Cerpen: Perahu dari Papan Tulis

 


Foto: Dokumen  Pribadi 

Karya Hamdani Mulya

Hujan deras yang mengguyur Aceh Utara selama beberapa hari telah menyebabkan Sungai Krueng Pase meluap, membanjiri desa-desa di sekitarnya. Salah satu desa yang terkena dampak parah adalah Geudong, sebuah desa kecil yang terletak di tepi sungai. Sekolah Dasar Geudong, yang berdiri kokoh selama puluhan tahun, kini terancam tenggelam.

Pak Ahmad, guru senior yang telah mengabdikan diri selama 20 tahun, berdiri di tengah halaman sekolah yang mulai terendam air. Dia melihat murid-muridnya yang berlari ke sana-sini, mencari tempat yang lebih tinggi. Bu Muslimah, guru kelas 3, sibuk mengumpulkan buku-buku dan peralatan sekolah, berusaha menyelamatkan apa yang bisa diselamatkan.

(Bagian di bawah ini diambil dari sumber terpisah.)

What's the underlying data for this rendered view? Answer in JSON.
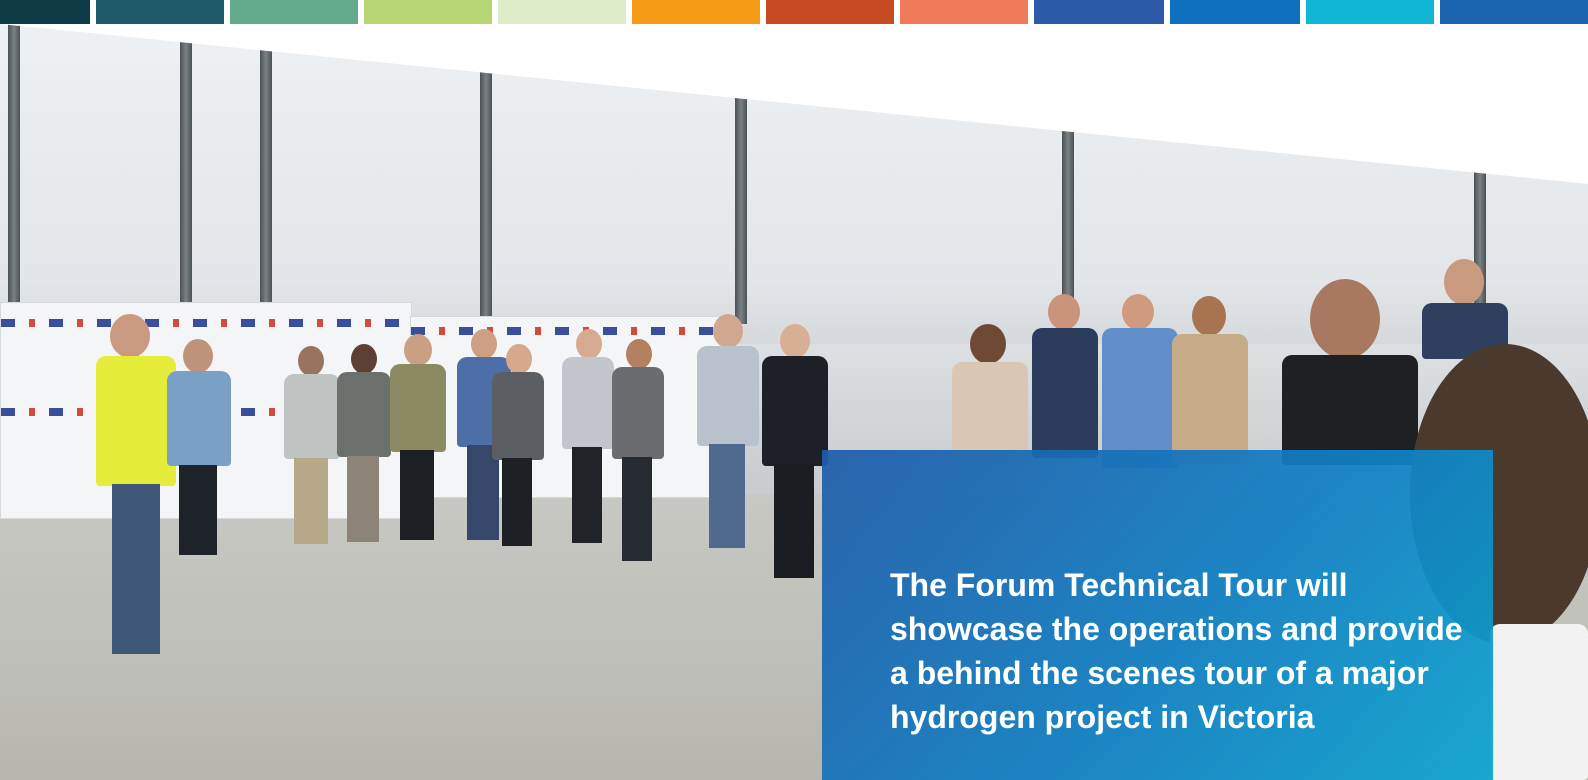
{
  "color_bar": {
    "segments": [
      "#0d3b46",
      "#1e5a6a",
      "#63a98c",
      "#b9d675",
      "#deecc9",
      "#f39a14",
      "#c84a22",
      "#ef7b5a",
      "#2a5aa8",
      "#0f70bf",
      "#10b4d4",
      "#1c63b0"
    ]
  },
  "info_box": {
    "text": "The Forum Technical Tour will showcase the operations and provide a behind the scenes tour of a major hydrogen project in Victoria"
  }
}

"Bu, cepat! Kita harus menyelamatkan murid-murid!" seru Pak Ahmad, suaranya nyaris tenggelam oleh suara gemuruh air.

Bu Muslimah mengangkat kepala, wajahnya penuh kekhawatiran. "Pak, airnya semakin deras! Apa yang bisa kita lakukan?"

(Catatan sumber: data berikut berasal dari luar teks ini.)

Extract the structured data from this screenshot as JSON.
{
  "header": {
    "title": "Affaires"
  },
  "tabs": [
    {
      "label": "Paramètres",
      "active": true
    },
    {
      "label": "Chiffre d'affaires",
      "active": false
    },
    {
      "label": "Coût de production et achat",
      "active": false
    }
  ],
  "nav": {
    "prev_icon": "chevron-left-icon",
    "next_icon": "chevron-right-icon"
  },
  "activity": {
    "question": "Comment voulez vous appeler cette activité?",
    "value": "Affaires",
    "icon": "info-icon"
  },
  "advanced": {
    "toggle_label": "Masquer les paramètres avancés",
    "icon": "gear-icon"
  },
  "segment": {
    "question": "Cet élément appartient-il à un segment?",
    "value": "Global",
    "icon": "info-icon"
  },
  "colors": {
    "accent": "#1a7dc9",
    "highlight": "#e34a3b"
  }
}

Pak Ahmad melihat sekeliling, mencari ide. Matanya berhenti pada papan tulis yang copot dari dinding kelas. "Aha! Itu bisa jadi perahu kita!"

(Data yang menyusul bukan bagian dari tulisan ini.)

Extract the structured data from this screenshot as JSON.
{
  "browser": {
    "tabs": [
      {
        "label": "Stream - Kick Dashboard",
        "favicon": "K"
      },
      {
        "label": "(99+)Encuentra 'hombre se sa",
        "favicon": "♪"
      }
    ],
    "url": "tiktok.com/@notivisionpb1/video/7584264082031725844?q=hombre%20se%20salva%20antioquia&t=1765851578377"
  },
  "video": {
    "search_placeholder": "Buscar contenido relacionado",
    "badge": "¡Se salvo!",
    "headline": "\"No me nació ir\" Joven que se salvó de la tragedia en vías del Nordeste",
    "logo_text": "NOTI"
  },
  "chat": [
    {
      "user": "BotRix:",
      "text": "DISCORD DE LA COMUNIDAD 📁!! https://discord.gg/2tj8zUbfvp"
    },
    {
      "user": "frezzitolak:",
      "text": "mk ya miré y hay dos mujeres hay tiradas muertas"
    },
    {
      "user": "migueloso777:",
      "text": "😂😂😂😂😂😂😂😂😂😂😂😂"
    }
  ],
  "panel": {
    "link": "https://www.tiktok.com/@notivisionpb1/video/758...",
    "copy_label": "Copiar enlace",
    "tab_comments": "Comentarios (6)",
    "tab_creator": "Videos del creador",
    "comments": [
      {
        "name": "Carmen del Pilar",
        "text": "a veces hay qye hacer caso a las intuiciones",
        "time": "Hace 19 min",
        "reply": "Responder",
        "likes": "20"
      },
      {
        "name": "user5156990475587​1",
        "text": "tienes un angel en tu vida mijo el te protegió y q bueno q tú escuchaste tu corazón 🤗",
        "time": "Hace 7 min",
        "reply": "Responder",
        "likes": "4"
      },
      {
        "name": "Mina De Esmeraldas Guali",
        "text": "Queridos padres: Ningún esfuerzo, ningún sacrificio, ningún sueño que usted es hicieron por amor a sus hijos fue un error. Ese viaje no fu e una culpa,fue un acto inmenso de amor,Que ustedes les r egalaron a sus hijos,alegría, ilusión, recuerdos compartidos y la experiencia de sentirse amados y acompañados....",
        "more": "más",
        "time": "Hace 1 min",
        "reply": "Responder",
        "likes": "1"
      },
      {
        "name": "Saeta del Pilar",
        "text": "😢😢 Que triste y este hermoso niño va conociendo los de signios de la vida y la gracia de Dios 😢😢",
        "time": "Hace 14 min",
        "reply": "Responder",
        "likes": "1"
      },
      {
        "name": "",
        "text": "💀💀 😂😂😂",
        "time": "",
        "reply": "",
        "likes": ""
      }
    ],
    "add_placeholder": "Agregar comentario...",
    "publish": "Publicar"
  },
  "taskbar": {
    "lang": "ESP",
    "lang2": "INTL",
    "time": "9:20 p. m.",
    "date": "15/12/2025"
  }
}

Dengan cepat, Pak Ahmad dan Bu Muslimah menarik papan tulis itu ke tepi air. Mereka membantu siswa-siswa naik ke atasnya, satu per satu. Fitri, Rasya, Budi dan beberapa siswa lainnya sudah berada di atas papan tulis, wajah mereka penuh ketakutan.

"Pak, saya takut!" seru Fitri, suaranya bergetar.

Pak Ahmad tersenyum, mencoba menenangkan. "Jangan takut, anak-anak. Kita akan selamat. Allah akan menjaga kita."

Pak Ali, penjaga sekolah, datang berlari. "Pak, Pak! Airnya semakin naik! Kita harus pergi sekarang juga!"

Pak Ahmad mengangguk. "Baik, Pak Ali. Bantu kami!"

Mereka semua naik ke atas papan tulis, yang mulai terombang-ambing. Pak Ahmad sendiri naik terakhir, memegang erat ujung papan tulis.

"Pegang erat, anak-anak! Kita akan selamat!" serunya, sambil mengarahkan perahu darurat itu ke arah yang lebih aman.

Air banjir deras membawa mereka melaju ke tengah kota, melewati rumah-rumah yang terendam, pepohonan yang tumbang, dan kendaraan yang terhanyut. Pak Ahmad dan Bu Muslimah terus berdoa, berharap agar murid-murid mereka selamat.

Setelah beberapa jam berlayar, mereka akhirnya mencapai tempat yang lebih tinggi, di dekat Masjid Raya Geudong. Warga desa yang sudah berkumpul di sana menyambut mereka dengan gembira.

Pak Ahmad turun dari perahu darurat itu, merangkul murid-muridnya yang sudah aman. "Alhamdulillah, kita selamat, anak-anak. Kita harus kuat, seperti sungai Aceh yang tak pernah berhenti mengalir."

Bu Muslimah menangis, menatap haru ke arah Pak Ahmad. "Terima kasih, Pak. Anda benar-benar pahlawan kami."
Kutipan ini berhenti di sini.